Handball-Nationalmannschaft: Die Geste, die den Stilwandel von Bundestrainer Prokop dokumentiert. Bei der EM-Pleite 2018 hieß es, er kritisiere zu viel. Nun hat er das Loben gelernt - und lässt sein Team die Dinge auch mal selber regeln.

Die Geste, die den Stilwandel von Bundestrainer Prokop dokumentiert. Bei der EM-Pleite 2018 hieß es, er kritisiere zu viel. Nun hat er das Loben gelernt - und lässt sein Team die Dinge auch mal selber regeln.

(Foto: John MacDougall/AFP)

Positiv gestimmt zieht die deutsche Handballauswahl von Berlin nach Köln: Das Personal-Puzzle stimmt, der Stilwandel passt.

Von Klaus Hoeltzenbein

Wäre auch noch schöner, wenn alles schon geklappt hätte. Mitten im Spiel gegen Serbien gab es sogar Pfiffe, die ersten und die einzigen fürs deutsche Nationalteam im bisherigen Turnier.
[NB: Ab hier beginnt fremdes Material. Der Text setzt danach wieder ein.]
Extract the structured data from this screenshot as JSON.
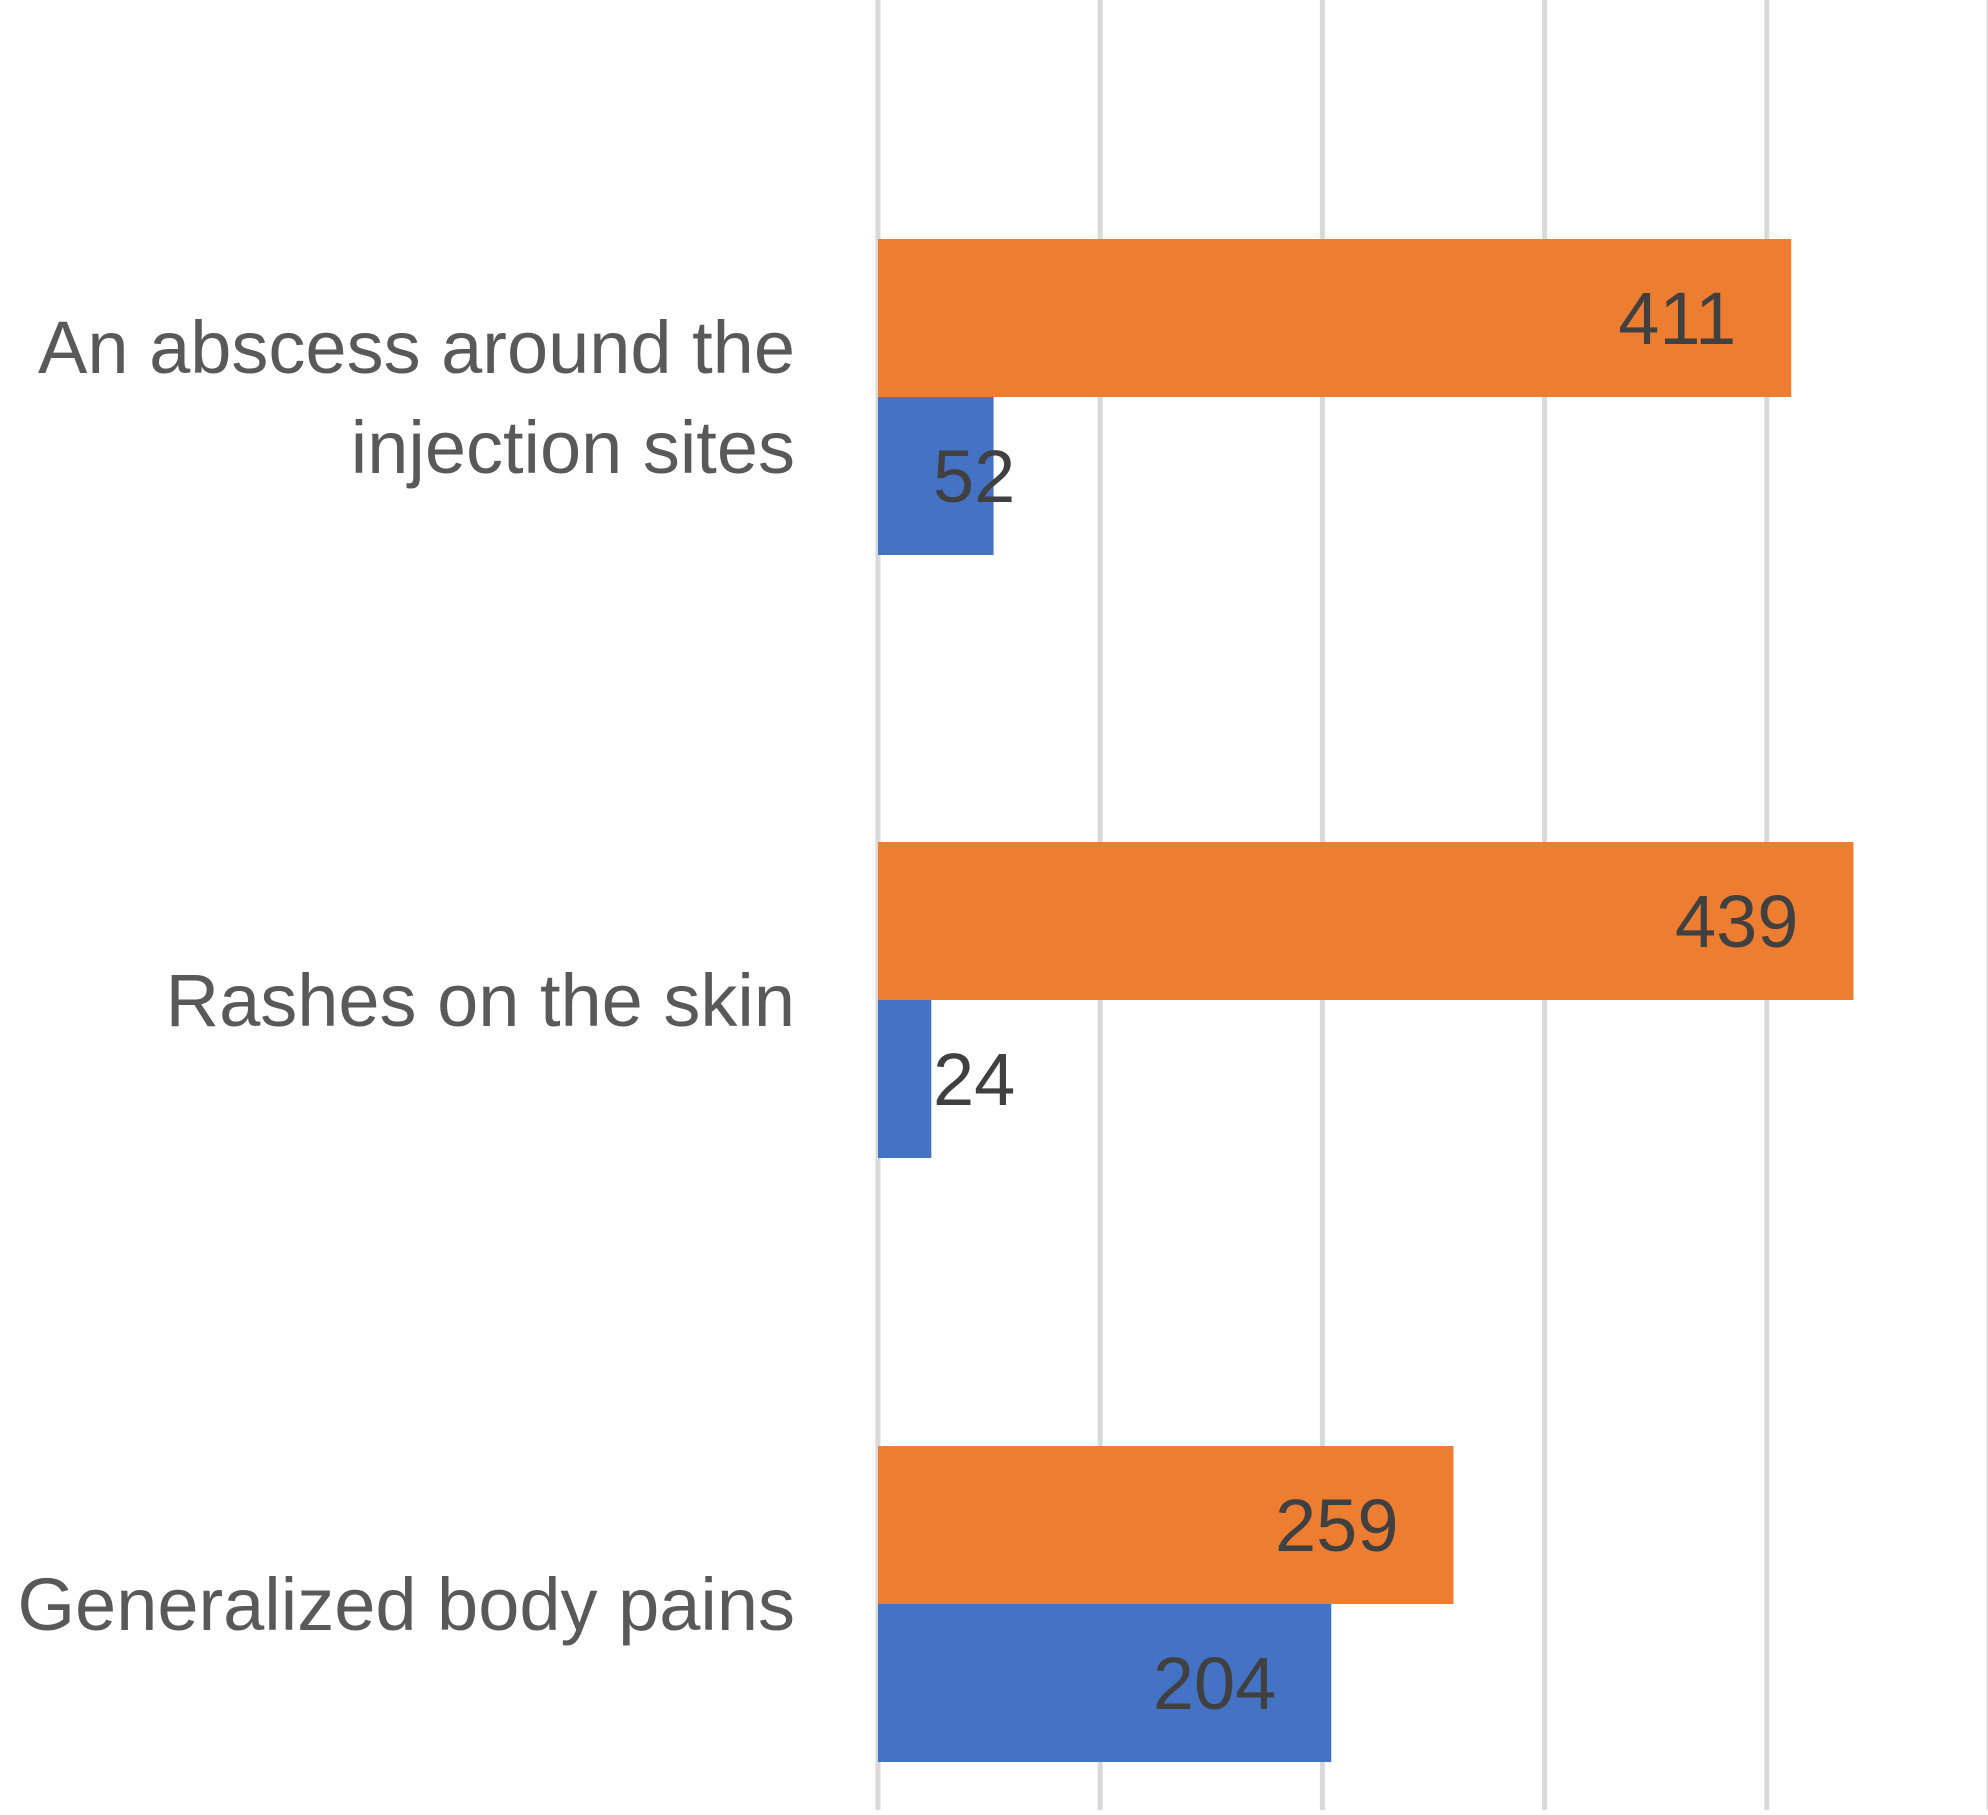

Und das liegt an einer relativ neuen Regel, so neu aber auch nicht, dass die Deutschen damit nicht längst hätten klarkommen können. Sie müssen nur noch ein bisschen üben.
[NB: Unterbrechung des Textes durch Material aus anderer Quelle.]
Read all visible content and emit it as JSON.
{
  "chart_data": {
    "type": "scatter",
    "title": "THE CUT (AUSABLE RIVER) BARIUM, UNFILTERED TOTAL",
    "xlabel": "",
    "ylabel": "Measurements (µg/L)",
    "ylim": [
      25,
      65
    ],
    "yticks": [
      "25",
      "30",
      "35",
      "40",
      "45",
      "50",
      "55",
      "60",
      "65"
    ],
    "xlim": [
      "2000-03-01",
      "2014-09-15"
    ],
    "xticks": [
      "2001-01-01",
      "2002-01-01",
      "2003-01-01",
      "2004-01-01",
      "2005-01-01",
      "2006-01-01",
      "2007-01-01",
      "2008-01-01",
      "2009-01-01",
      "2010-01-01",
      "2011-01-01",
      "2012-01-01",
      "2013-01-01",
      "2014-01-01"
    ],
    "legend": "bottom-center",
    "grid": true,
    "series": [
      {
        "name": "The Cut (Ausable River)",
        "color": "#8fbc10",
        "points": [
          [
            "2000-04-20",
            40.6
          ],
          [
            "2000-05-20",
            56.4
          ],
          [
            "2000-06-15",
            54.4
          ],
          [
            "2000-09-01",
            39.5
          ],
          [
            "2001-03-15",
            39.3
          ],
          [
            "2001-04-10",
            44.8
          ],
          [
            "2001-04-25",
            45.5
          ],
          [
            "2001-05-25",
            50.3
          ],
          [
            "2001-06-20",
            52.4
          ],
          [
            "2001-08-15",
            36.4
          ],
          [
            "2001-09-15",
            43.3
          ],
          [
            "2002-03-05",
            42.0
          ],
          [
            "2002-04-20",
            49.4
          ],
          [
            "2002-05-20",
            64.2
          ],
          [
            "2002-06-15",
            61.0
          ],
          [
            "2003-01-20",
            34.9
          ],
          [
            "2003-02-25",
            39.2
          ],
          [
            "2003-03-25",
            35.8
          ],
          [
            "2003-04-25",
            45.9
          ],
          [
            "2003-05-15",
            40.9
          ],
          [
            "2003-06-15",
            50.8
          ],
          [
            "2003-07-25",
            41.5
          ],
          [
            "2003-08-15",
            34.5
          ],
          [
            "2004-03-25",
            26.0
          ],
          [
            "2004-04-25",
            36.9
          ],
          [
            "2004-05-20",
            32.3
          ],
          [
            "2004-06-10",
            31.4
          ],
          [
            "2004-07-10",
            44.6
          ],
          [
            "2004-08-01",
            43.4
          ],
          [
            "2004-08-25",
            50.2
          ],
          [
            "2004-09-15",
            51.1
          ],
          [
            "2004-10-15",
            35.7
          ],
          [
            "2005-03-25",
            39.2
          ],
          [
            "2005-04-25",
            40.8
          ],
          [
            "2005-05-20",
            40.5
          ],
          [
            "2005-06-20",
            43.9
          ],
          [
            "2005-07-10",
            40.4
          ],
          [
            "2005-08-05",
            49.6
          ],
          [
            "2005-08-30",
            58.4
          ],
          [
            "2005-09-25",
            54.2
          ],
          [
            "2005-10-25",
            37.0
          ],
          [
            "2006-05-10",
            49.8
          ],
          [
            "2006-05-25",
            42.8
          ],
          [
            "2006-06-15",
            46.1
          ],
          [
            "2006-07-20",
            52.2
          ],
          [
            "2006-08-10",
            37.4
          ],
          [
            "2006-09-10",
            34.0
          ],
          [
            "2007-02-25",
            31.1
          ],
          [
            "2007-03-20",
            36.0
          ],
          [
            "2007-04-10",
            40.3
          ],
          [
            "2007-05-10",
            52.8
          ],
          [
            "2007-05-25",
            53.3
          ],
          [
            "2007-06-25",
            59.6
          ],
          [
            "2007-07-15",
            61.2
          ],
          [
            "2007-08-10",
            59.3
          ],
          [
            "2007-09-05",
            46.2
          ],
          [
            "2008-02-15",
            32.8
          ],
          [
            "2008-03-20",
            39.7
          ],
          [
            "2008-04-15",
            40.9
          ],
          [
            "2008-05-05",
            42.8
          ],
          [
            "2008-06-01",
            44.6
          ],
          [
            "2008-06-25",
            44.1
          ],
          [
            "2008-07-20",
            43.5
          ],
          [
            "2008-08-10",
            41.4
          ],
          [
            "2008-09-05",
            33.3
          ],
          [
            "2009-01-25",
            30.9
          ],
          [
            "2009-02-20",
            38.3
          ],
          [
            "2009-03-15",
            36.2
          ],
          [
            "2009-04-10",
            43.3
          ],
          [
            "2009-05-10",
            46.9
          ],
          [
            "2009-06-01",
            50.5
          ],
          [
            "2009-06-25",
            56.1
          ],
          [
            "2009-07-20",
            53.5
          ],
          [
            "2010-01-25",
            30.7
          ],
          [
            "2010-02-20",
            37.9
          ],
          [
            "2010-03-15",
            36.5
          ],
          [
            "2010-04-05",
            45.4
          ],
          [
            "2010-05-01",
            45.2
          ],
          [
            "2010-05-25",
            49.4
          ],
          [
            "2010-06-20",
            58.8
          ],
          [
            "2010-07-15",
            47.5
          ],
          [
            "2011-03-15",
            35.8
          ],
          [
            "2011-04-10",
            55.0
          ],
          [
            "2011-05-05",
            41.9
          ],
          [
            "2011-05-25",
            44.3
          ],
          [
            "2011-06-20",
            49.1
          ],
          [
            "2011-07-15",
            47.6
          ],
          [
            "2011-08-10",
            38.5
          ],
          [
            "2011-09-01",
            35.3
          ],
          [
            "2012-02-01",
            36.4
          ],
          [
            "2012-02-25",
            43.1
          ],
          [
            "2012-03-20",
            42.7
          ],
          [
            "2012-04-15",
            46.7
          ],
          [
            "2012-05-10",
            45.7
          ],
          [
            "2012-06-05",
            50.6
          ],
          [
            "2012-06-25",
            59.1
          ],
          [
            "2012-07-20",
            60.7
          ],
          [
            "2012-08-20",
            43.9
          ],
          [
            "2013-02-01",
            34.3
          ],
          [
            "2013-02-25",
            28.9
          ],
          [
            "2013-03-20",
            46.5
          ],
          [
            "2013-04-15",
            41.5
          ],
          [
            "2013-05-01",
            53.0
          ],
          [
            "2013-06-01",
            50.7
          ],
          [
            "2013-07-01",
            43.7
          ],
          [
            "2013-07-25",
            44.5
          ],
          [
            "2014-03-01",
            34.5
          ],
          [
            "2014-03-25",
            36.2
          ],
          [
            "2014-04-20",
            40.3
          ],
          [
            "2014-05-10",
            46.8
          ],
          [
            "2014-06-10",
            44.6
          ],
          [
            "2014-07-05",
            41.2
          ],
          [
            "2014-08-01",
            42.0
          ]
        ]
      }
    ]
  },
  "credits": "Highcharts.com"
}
Das sah am Donnerstagabend, beim Abschied aus Berlin, so aus: Torhüter Silvio Heinevetter raus, siebter Feldspieler rein. Ein solcher Wechsel ist seit 2016 erlaubt, daraus ergibt sich eine Überzahl im Angriff. Die muss jetzt nur noch clever genutzt werden. Aber es ist auch Zockerei. Geht vorne was schief, Ballverlust, Fehlwurf, Offensivfoul, kommt der Ball in einer Art Bumerangeffekt zurück. Und fliegt ins eigene, leere Tor. Gleich dreimal in Serie konterten so die Serben - und Heinevetter schaute draußen entgeistert zu.

"Wann soll ich das testen, wenn nicht heute?", fragte später Christian Prokop, der Initiator des Versuchs: "Aber so ist es natürlich mehr als ein Eigentor."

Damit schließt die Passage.